It’s not uncommon for a veteran manager to make changes to his coaching staff. It is somewhat uncommon, though, for a veteran manager to make changes to his coaching staff after he was just given his own contract extension near the end of a season most consider to have been more successful than the previous one.
When word got out last month the Nationals weren’t bringing back four of the eight coaches from Davey Martinez’s staff for next season, it raised at least a few eyebrows. But it also felt appropriate to withhold judgment until those positions were filled, at which point everyone could better understand what was intended all along.
Well, now we know what the full 2024 staff will look like. Out is longtime bench coach Tim Bogar, replaced by former White Sox bench coach (and interim manager) Miguel Cairo. Out is third base coach Gary DiSarcina, replaced from within by run prevention coordinator Ricky Gutierrez. Out is first base coach Eric Young Jr., replaced from within by fan favorite and briefly special assistant to the general manager Gerardo Parra. And out is longtime assistant hitting coach Pat Roessler, replaced by former White Sox assistant hitting coach and big league third baseman Chris Johnson.
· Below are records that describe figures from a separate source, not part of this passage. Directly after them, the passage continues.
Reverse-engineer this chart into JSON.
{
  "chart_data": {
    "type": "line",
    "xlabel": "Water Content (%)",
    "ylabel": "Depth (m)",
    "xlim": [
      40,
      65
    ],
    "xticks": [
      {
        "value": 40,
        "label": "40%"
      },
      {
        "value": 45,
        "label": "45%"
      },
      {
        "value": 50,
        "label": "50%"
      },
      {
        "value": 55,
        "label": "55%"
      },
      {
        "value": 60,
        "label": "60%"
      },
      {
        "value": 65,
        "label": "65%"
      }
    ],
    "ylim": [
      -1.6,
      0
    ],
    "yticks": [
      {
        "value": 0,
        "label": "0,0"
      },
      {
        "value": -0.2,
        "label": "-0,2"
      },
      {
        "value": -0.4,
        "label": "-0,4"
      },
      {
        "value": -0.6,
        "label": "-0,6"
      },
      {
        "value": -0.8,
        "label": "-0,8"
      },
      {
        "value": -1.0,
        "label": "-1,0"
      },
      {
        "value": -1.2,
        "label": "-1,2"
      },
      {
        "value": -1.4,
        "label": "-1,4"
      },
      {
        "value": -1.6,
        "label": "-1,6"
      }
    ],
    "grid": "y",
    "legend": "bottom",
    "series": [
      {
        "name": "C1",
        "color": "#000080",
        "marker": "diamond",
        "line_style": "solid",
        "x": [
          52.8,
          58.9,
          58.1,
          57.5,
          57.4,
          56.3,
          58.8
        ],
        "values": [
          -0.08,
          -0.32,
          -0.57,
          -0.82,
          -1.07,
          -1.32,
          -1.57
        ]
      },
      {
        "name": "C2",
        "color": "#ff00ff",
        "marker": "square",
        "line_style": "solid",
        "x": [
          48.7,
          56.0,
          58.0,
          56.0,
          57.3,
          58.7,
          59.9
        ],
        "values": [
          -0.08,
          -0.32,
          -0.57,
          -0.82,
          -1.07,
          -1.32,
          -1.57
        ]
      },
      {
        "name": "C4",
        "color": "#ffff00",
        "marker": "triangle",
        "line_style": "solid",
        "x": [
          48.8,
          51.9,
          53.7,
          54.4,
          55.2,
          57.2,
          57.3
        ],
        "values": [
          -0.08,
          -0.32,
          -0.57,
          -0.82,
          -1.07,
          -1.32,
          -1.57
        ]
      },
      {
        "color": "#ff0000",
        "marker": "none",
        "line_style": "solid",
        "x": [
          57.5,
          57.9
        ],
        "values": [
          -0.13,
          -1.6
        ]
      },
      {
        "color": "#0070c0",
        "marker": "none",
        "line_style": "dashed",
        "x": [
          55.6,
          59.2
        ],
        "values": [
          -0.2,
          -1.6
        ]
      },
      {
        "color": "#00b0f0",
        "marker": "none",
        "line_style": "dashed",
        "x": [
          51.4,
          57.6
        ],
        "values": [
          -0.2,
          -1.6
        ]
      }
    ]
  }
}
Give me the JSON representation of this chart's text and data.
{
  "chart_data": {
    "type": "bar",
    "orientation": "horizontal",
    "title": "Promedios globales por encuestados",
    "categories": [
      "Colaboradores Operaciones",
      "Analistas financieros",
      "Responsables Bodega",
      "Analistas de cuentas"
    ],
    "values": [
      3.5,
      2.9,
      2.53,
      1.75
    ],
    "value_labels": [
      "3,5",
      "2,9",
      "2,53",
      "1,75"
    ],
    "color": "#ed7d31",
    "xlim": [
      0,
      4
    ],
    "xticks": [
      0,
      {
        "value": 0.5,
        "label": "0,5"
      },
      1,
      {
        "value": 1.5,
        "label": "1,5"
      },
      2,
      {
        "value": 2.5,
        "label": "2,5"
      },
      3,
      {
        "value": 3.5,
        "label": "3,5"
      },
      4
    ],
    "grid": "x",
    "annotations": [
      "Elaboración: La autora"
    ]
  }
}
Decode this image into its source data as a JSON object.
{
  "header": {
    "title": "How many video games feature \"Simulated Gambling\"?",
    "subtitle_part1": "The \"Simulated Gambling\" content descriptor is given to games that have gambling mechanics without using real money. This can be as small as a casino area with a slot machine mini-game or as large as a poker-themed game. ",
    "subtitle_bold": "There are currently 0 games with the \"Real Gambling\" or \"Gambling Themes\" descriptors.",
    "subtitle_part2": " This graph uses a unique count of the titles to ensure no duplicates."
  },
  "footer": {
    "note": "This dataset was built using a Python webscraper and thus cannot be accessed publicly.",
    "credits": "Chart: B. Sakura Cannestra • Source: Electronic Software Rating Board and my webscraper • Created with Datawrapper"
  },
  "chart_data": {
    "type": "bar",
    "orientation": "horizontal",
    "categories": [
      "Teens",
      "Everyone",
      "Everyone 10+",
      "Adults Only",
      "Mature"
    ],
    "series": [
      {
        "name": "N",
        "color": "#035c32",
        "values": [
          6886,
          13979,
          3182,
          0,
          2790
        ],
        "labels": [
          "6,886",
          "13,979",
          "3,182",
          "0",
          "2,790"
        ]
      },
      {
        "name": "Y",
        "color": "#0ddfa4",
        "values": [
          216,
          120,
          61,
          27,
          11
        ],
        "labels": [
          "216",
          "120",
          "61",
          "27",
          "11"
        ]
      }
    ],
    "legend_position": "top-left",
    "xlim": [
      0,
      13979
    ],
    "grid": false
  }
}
Two in-house replacements. Two outside additions. Two with prior big league coaching experience. Two with no prior big league coaching experience. Two former infielders replaced by two former infielders. One former outfielder replaced by a former outfielder.
And what conclusions, if any, can we draw from all this? Martinez hasn’t publicly spoken about the changes yet. Mike Rizzo declined to comment Wednesday about the coaching moves because they hadn’t been officially announced yet, but in referencing the overhaul of his scouting and player development departments he told reporters at the GM meetings in Arizona: “I think change is good. I think that we needed a refresh to a lot of parts of our baseball operations department, and we did. We’ve never been afraid to make moves … We brought in a lot of good people, and I think there’s going to be a different look, and I think it’s going to be really effective.”
We’ll have to wait for a later date – hopefully no later than next month’s Winter Meetings in Nashville – to hear what Rizzo and Martinez have to say specifically about the coaching changes. But from the outside, it does appear several of the moves were made with one particular objective in mind: Improve defensive play.
The Nationals were not a good defensive team this season; they finished tied with the Phillies for 26th in the majors with minus-30 Defensive Runs Saved. And that actually represented improvement from 2022, when they ranked 29th with minus-47 DRS.
Was the poor defense a product of poor coaching or just poor defensive players? Ultimately, it comes down to the players. There’s only so much you can do with a guy who isn’t good with the glove.
But you can do something to make players better in the field, and it feels like these changes are something of an acknowledgment on the Nationals’ part of that.
DiSarcina and Bogar were responsible for coaching the team’s infielders the last two seasons. It was notable that the Nats then added Gutierrez (who was working in player development) to the major league staff late in spring training to the newly created position of run prevention coordinator. Gutierrez’s task: Work specifically with CJ Abrams and Luis Garcia. Garcia started strong but faded late at second base. Abrams had an awful Opening Day with three errors, then really developed throughout the season as an above-average shortstop.
Gutierrez was given much of the credit for Abrams’ development, so it isn’t surprising he now appears to be the guy entirely in charge of infield defense, with DiSarcina and Bogar out.
Young, meanwhile, was responsible for coaching the outfielders, and that group had a miserable season outside of Lane Thomas’ 22 assists. Deep positioning, especially in center field, was notably responsible for a number of seemingly catchable balls that fell in. There were a number of miscommunications between multiple outfielders on fly balls to the gaps, as well.
So, enter Parra, a two-time Gold Glove outfielder who will now be in charge of improving this group (and eventually top prospects like Dylan Crews and James Wood when they reach the majors). Yes, Parra’s personality and the energy he’ll bring to the clubhouse and the dugout will be talked about a lot. But his hiring is about more than that. He needs to actually coach, as well, and it appears he’ll be tasked with quite a lot (including baserunning).
The change in bench coaches is a little less straightforward. Bogar had been on Martinez’s staff since the latter was hired in 2018, initially as first base coach and then as bench coach for the last four seasons. He was, by all accounts, popular with players and Martinez himself.
In Cairo, though, the Nationals get another guy with major league coaching experience and more, having filled in as White Sox manager in 2022 when Tony La Russa was on medical leave. The former big league infielder was a teammate of Martinez’s in the late ’90s in Tampa Bay, and Martinez has often spoken highly of him. So perhaps there’s a personal connection there that will pay off.
What real difference will any of these changes make? It’s never possible to know with coaches in baseball. If the team gets better, is it because the players got better or the coaches made them better? It’s the eternal chicken-or-egg question.
But keep a particular eye on the Nationals in the field in 2024. If they play a cleaner brand of baseball, turning more batted balls into outs, making fewer defensive mistakes, at least some of the credit is likely to go to the new members of Martinez’s staff who it seems were added specifically to help in this critical area.